Three-Dimensional Monolithic Organic Battery Electrodes

• Published in: ACS nano Vol. 13; no. 12; pp. 14357 - 14367
• Main Authors: Ryu, Jaegeon, Park, Byeongho, Kang, Jieun, Hong, Dongki, Kim, Sung-Dae, Yoo, Jung-Keun, Yi, Jin Woo, Park, Soojin, Oh, Youngseok
• Format: Journal Article
• Language: English
• Published: United States American Chemical Society 24.12.2019
• Subjects: imide-based network; aerogels; lithium-ion batteries; monolithic organic electrodes; single-walled carbon nanotubes
• ISSN: 1936-0851; 1936-086X
• DOI: 10.1021/acsnano.9b07807

Design of freestanding electrodes incorporated with redox-active organic materials has been limited by the poor intrinsic electrical conductivity and lack of methodology driving the feasible integration of conductive substrate and the organic molecules. Single-walled carbon nanotube (SWCNT) aerogels, which possess continuous network structure and high surface area, offer a three-dimensional electrically conducting scaffold. Here, we fabricate monolithic organic electrodes by coating a nanometer-scale imide-based network (IBN) that possesses abundant redox-active sites on the 3D SWCNT scaffold. The substantially integrated 3D monolithic organic electrodes sustain high electrical conductance through a 3D electronic pathway in their compressed form (∼21 μm).

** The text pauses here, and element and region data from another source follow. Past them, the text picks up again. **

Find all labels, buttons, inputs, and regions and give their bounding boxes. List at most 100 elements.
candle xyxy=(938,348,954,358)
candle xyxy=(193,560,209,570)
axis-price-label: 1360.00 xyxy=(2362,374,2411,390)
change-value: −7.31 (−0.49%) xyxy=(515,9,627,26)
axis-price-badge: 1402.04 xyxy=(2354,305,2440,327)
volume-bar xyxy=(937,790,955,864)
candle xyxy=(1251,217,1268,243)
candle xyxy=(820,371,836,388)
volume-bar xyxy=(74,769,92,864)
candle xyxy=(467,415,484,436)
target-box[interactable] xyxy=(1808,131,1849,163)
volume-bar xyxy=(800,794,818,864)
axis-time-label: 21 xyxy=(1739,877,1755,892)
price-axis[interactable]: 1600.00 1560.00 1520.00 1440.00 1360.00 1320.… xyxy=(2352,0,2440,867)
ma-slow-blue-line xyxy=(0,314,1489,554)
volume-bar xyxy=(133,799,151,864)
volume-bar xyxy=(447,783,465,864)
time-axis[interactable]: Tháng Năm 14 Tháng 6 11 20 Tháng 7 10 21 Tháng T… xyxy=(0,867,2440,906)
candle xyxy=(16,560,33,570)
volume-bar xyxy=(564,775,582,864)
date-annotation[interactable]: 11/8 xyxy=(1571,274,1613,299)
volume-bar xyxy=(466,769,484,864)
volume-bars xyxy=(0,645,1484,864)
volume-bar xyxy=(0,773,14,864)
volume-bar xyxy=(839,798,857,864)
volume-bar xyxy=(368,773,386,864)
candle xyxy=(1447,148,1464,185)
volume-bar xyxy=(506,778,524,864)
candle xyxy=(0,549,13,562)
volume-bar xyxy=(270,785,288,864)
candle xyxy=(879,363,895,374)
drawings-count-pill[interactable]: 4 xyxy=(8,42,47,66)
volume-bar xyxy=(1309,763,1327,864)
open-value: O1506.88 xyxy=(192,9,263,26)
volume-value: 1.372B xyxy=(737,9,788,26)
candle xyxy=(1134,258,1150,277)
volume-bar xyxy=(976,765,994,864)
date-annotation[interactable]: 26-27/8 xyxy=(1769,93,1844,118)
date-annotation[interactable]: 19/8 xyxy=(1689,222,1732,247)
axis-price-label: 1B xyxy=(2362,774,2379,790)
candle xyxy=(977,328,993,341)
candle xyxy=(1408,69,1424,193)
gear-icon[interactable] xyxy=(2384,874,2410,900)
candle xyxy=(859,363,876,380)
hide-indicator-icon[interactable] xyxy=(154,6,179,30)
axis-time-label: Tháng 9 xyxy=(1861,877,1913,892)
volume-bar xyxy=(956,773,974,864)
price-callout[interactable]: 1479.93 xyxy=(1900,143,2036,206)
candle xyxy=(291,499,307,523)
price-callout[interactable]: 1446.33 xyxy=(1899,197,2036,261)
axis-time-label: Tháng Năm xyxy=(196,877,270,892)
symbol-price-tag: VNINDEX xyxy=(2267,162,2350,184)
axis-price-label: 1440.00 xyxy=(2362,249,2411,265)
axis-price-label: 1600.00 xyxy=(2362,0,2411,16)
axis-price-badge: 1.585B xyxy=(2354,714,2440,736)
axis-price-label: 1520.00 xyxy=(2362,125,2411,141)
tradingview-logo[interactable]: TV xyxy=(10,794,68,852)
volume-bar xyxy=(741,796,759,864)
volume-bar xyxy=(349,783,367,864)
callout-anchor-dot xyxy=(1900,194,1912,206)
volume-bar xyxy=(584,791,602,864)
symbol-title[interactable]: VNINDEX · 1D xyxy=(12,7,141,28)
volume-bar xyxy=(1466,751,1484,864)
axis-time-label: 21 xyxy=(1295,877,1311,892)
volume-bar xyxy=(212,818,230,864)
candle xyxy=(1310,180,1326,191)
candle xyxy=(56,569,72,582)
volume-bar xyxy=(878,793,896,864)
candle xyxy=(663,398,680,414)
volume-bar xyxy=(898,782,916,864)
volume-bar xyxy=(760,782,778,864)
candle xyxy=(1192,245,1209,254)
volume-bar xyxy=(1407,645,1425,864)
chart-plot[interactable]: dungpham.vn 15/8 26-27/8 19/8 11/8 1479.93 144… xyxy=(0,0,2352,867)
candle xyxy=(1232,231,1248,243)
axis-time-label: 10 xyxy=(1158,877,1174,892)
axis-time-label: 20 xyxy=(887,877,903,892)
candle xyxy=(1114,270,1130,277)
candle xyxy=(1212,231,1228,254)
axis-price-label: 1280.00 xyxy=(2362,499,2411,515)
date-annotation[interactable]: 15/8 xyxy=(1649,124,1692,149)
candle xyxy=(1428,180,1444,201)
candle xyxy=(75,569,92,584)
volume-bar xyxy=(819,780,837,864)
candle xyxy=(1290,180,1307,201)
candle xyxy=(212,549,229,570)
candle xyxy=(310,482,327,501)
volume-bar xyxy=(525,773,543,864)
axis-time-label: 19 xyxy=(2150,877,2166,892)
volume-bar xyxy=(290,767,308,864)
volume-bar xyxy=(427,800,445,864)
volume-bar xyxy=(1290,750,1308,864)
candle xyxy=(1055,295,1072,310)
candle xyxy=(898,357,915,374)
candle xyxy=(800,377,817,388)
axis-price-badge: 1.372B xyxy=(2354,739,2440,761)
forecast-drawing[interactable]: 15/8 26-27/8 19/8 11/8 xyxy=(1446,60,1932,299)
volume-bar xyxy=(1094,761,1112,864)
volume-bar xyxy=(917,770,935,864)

A thin and controllable layer (<8 nm) of IBN organic materials has a strong adhesion onto the ultra-lightweight and conductive substrate and facilitates multielectron redox reactions to deliver a specific capacity of up to 1550 mA h g–1 (corresponding to the areal capacity of ∼2.8 mA h cm–2). The redox-active IBN in synergy with the 3D SWCNT scaffold can enable superior electrochemical performances compared to the previously reported organic-based electrode architectures and inorganic-based electrodes.